TEMPO.CO, Jakarta - Sebuah masjid baru di Teheran, Iran, memicu argumen mengenai rancangannya yang bagi sebagian orang dinilai terlalu futuristik dan tidak memiliki karakteristik kultur Islam.
Berbeda dengan masjid pada umumnya, Masjid Vali-e-Asr ini tidak memiliki kubah atau menara, serta menampilkan desain gelombang beton.
Baca: Dosen asal Kanada Keturunan Iran Tewas di Penjara Teheran
Menurut arsiteknya, Reza Daneshmir, desain mesjid ini mengadopsi desain moderen dan batu abu-abu dan tidak memiliki menara dan kubah. Pejabat kota Teheran awalnya menolak rancangan mesjid ini.
Baca: Kubu Reformis Kuasai Seluruh Kursi Dewan Kota Teheran, Iran
"Saya menjelaskan siapa khalayak sebenarnya dari masjid ini [dan] akhirnya saya berhasil membujuk mereka. Kami menginginkannya menjadi proyek avant garde (ide baru eksperimental), bukan yang konservatif dan terbelakang," kata Daneshmir, seperti dilansir Sputnik News pada 25 Februari 2018. Berita ini juga dilansir ABC News.
Namun, beberapa orang di negeri mullah ini, terutama kaum konservatif, mengklaim bangunan itu menyerupai sejenis topi bernama Kippah, yang biasa digunakan umat Yahudi. Mereka menambahkan struktur baru tersebut dilihat sebagai bagian dari serangan sekuler yang mulai menggerogoti republik Islam ini.
Sebuah editorial yang dipublikasikan di situs berita non-pemerintah, Mashregh, menuduh pihak berwenang berkhianat karena menyetujui pembangunan masjid avant garde Vali-e-Asr di Teheran ini.
Namun, Daneshmir menegaskan sebuah masjid dapat dibangun dalam bentuk apapun. Bahkan menurutnya, masjid pertama yang pernah dibangun pada masa Nabi Muhammad SAW juga tidak memiliki kubah atau menara.
Daneshmir dan rekannya, Catherine Spiridonoff menambahkan bahwa struktur kubah, diadopsi dari arsitektur Kristen.
Sementara menara adalah sesuatu yang hanya berfungsi di masa lalu.
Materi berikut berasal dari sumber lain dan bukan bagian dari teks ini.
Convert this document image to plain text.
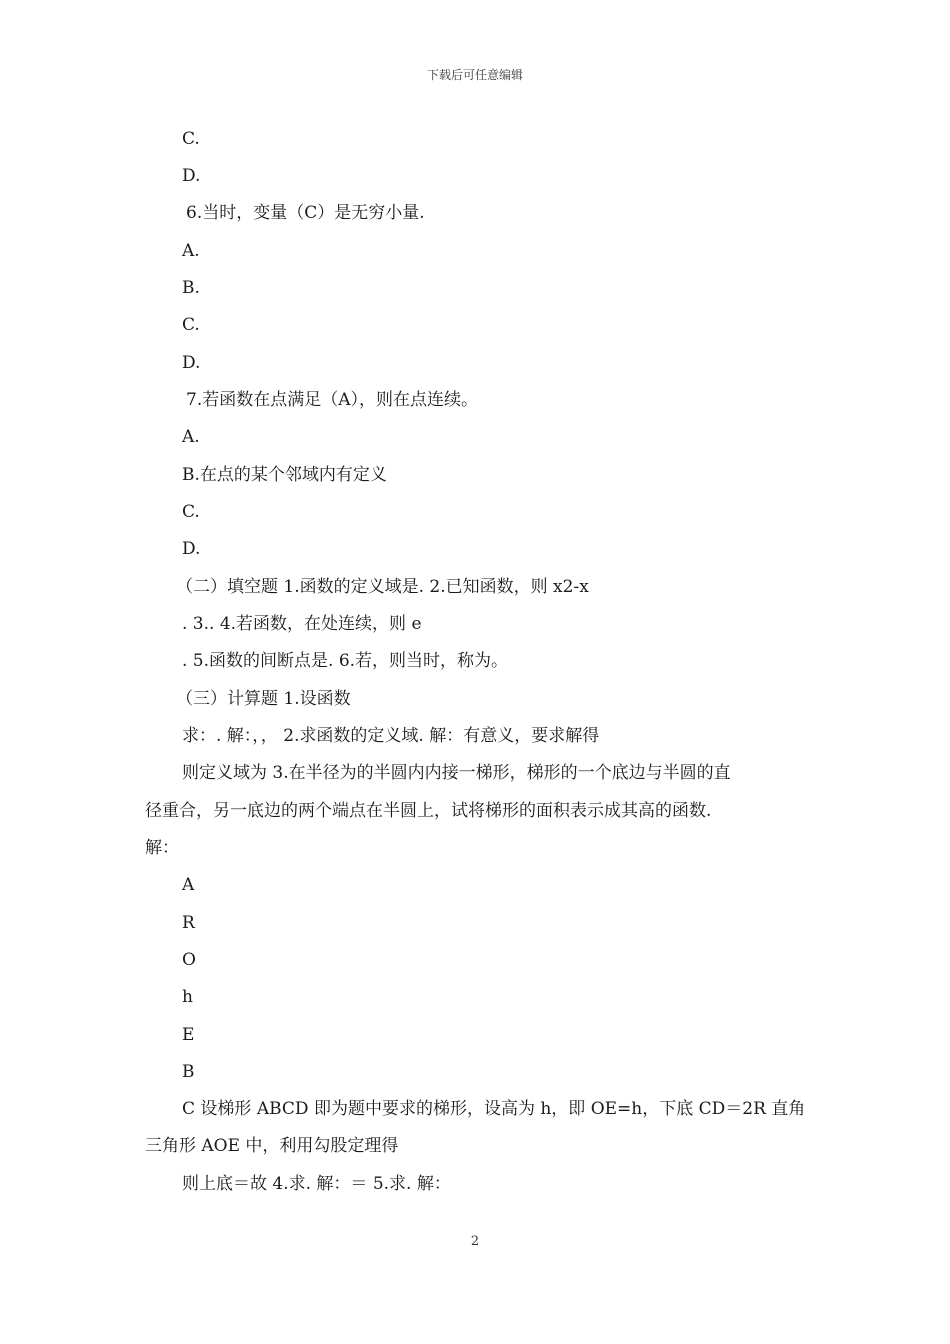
下载后可任意编辑
C.
D.
6.当时，变量（C）是无穷小量.
A.
B.
C.
D.
7.若函数在点满足（A），则在点连续。
A.
B.在点的某个邻域内有定义
C.
D.
（二）填空题 1.函数的定义域是. 2.已知函数，则 x2-x
. 3.. 4.若函数，在处连续，则 e
. 5.函数的间断点是. 6.若，则当时，称为。
（三）计算题 1.设函数
求：. 解：，， 2.求函数的定义域. 解：有意义，要求解得
则定义域为 3.在半径为的半圆内内接一梯形，梯形的一个底边与半圆的直
径重合，另一底边的两个端点在半圆上，试将梯形的面积表示成其高的函数.
解：
A
R
O
h
E
B
C 设梯形 ABCD 即为题中要求的梯形，设高为 h，即 OE=h，下底 CD＝2R 直角
三角形 AOE 中，利用勾股定理得
则上底＝故 4.求. 解：＝ 5.求. 解：
2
Jaman dahulu, seorang muazin akan menaiki tangga spiral ke puncak menara lima kali sehari untuk mengumandangkan azan, namun praktik itu telah menghilang di seluruh dunia Muslim, di mana kebanyakan masjid sekarang dilengkapi dengan pengeras suara.
Nima Borzouie, seorang mahasiswa berusia 18 tahun, mengakui dia pada awalnya tidak menyadari bahwa bangunan itu merupakan masjid, namun dia menyetujui gagasan itu.
"Aspek spiritual sebuah masjid lebih penting daripada arsitekturnya ... bukan masalah besar jika tidak mengikuti arsitektur stereotip masjid yang memiliki kubah atau menara... ini adalah tempat berdoa," kata mahasiswa Iran ini.
Terlepas dari segala macam perdebatan, bangunan seluas 25.000 meter persegi itu akhirnya selesai setelah proses pembangunan yang memakan waktu sekitar 10 tahun dan menghabiskan biaya US$ 16 juta atau Rp 218,5 miliar.
Terletak di daerah perbelanjaan yang populer di dekat Universitas Teheran, Iran, Masjid Vali-e-Asr dilengkapi perpustakaan, ruang bacaan, ruang kelas dan amphiteater-nya sendiri. Masjid itu direncanakan akan terbuka untuk umum dalam beberapa bulan ke depan.